A Confederação Brasileira de Voleibol (CBV) anunciou, nesta sexta-feira (14/8), uma nova política que limita a participação em competições femininas a atletas do sexo biológico feminino. Essa decisão implica na realização de testes genéticos que identificarão a presença do gene SRY, responsável pelo desenvolvimento masculino, o que exclui a participação de mulheres trans.

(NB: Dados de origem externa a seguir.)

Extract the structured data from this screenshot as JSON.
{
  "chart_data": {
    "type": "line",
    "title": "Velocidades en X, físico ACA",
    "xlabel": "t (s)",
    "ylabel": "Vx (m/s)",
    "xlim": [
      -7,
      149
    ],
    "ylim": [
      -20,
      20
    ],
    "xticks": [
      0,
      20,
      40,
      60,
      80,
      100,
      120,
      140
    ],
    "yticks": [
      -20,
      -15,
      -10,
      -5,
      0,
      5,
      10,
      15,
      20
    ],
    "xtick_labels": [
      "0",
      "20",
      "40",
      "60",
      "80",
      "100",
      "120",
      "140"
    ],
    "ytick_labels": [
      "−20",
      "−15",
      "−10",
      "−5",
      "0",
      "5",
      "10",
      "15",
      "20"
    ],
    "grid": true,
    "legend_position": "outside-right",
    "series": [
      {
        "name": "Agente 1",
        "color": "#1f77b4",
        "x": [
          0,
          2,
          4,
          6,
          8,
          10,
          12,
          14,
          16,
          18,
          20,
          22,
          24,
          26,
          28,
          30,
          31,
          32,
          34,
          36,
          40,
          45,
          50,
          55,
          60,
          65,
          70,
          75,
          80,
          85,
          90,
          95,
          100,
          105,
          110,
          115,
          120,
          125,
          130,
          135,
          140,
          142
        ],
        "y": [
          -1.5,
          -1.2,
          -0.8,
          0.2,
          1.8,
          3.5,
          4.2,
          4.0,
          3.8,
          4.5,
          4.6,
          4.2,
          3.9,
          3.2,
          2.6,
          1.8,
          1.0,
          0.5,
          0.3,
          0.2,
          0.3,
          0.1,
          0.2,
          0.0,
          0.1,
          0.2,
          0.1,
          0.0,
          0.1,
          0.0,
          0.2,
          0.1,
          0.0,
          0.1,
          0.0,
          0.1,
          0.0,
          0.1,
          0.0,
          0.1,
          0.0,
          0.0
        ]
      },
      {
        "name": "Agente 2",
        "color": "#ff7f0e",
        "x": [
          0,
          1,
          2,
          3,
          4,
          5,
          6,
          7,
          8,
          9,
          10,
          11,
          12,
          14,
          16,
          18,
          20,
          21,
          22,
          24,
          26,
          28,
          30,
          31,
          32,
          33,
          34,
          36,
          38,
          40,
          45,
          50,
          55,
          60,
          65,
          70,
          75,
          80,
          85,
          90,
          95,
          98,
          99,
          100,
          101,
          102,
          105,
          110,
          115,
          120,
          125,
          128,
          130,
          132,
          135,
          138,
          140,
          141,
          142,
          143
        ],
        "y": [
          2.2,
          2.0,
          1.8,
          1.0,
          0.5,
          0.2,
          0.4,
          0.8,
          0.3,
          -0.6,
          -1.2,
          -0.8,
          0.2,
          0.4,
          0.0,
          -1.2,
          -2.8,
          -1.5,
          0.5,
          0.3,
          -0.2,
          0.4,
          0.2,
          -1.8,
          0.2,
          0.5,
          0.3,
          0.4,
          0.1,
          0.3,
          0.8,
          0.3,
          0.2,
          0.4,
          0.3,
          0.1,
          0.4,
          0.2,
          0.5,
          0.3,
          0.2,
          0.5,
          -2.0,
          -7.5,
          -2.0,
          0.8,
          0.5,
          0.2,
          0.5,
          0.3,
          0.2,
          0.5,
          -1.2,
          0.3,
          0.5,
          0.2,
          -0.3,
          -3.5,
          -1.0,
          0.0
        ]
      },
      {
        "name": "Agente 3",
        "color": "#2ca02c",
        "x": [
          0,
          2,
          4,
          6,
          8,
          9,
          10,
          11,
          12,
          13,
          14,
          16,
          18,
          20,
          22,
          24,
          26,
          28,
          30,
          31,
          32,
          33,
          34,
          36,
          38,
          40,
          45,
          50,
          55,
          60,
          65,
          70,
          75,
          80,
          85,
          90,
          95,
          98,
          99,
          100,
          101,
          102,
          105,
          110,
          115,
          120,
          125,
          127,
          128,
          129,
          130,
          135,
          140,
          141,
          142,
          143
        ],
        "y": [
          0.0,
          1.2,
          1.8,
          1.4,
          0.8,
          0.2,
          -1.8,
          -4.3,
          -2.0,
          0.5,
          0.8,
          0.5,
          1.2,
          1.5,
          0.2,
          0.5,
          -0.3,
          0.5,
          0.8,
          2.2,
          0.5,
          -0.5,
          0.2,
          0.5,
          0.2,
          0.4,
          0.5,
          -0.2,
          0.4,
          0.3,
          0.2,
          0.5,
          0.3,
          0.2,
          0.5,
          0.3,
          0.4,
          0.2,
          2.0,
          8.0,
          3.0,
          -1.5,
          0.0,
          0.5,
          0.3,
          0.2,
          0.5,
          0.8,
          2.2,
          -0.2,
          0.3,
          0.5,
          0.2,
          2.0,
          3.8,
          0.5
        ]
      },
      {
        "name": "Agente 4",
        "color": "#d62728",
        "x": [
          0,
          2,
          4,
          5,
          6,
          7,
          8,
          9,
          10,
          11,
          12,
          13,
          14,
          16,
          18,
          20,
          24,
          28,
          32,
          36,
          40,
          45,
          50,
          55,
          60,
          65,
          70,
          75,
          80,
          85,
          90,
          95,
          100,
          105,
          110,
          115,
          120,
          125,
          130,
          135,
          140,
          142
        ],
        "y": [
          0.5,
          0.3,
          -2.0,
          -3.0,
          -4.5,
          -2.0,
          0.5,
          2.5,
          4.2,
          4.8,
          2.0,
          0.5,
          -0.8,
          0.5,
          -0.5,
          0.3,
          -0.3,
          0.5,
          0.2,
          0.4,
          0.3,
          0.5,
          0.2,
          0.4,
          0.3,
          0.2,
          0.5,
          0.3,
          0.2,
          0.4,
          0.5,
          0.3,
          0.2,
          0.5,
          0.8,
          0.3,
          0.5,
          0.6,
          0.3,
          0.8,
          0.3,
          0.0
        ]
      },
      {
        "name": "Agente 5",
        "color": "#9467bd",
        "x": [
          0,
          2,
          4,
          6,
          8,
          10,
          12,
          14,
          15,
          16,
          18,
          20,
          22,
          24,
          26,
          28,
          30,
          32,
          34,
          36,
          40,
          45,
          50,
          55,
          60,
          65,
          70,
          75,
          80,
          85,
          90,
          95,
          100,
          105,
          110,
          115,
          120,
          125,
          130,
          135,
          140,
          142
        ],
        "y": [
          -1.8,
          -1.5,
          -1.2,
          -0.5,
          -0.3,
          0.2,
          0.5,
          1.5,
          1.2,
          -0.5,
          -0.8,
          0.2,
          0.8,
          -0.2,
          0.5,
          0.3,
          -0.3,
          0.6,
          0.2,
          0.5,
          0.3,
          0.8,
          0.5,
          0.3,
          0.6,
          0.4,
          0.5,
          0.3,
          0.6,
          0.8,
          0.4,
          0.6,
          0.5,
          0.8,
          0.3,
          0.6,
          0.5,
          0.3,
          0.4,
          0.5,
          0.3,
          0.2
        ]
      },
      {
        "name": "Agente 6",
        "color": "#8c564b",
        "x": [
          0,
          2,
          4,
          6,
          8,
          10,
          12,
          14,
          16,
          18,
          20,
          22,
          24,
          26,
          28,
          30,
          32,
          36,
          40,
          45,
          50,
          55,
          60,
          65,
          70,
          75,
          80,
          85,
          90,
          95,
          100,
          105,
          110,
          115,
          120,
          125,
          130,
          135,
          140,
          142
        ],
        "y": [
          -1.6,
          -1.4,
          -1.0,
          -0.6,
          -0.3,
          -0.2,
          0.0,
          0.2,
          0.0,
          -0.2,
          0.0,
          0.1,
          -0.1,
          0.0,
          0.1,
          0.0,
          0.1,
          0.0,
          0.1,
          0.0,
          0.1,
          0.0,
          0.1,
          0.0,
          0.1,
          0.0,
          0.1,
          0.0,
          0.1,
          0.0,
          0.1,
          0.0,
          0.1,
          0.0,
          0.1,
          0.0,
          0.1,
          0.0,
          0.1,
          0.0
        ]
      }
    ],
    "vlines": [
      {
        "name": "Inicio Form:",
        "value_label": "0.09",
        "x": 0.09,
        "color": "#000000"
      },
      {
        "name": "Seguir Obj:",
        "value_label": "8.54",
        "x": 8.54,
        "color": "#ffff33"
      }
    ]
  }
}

A medida visa alinhar as regras das competições nacionais com as diretrizes já estabelecidas por entidades internacionais, como a Federação Internacional de Voleibol (FIVB) e o Comitê Olímpico Internacional (COI). A nova política já está em vigor para a Superliga A e B da temporada 2026/2027, além de outros torneios como a Supercopa e a Copa Brasil, afetando diretamente a estrutura das competições.
O presidente da CBV, Radamés Lattari, destacou que a mudança é necessária para assegurar a conformidade com as normas globais. Ele enfatizou que a decisão busca manter a integridade das competições, especialmente com a proximidade dos Jogos Olímpicos de Los Angeles em 2028, onde mulheres trans não poderão competir em categorias femininas.
Essa nova regulamentação impacta a atleta Tifanny Abreu, que fez história ao se tornar a primeira jogadora transexual a participar da Superliga feminina em 2017. A participação dela gerou discussões sobre inclusão e fisiologia no esporte, mas não houve retorno da jogadora ao portal LeoDias sobre sua posição em relação à nova política.
A nova diretriz da CBV não só altera o cenário atual do vôlei feminino no Brasil, mas também reflete uma tendência mais ampla de regulamentação sobre a participação de atletas trans em competições esportivas.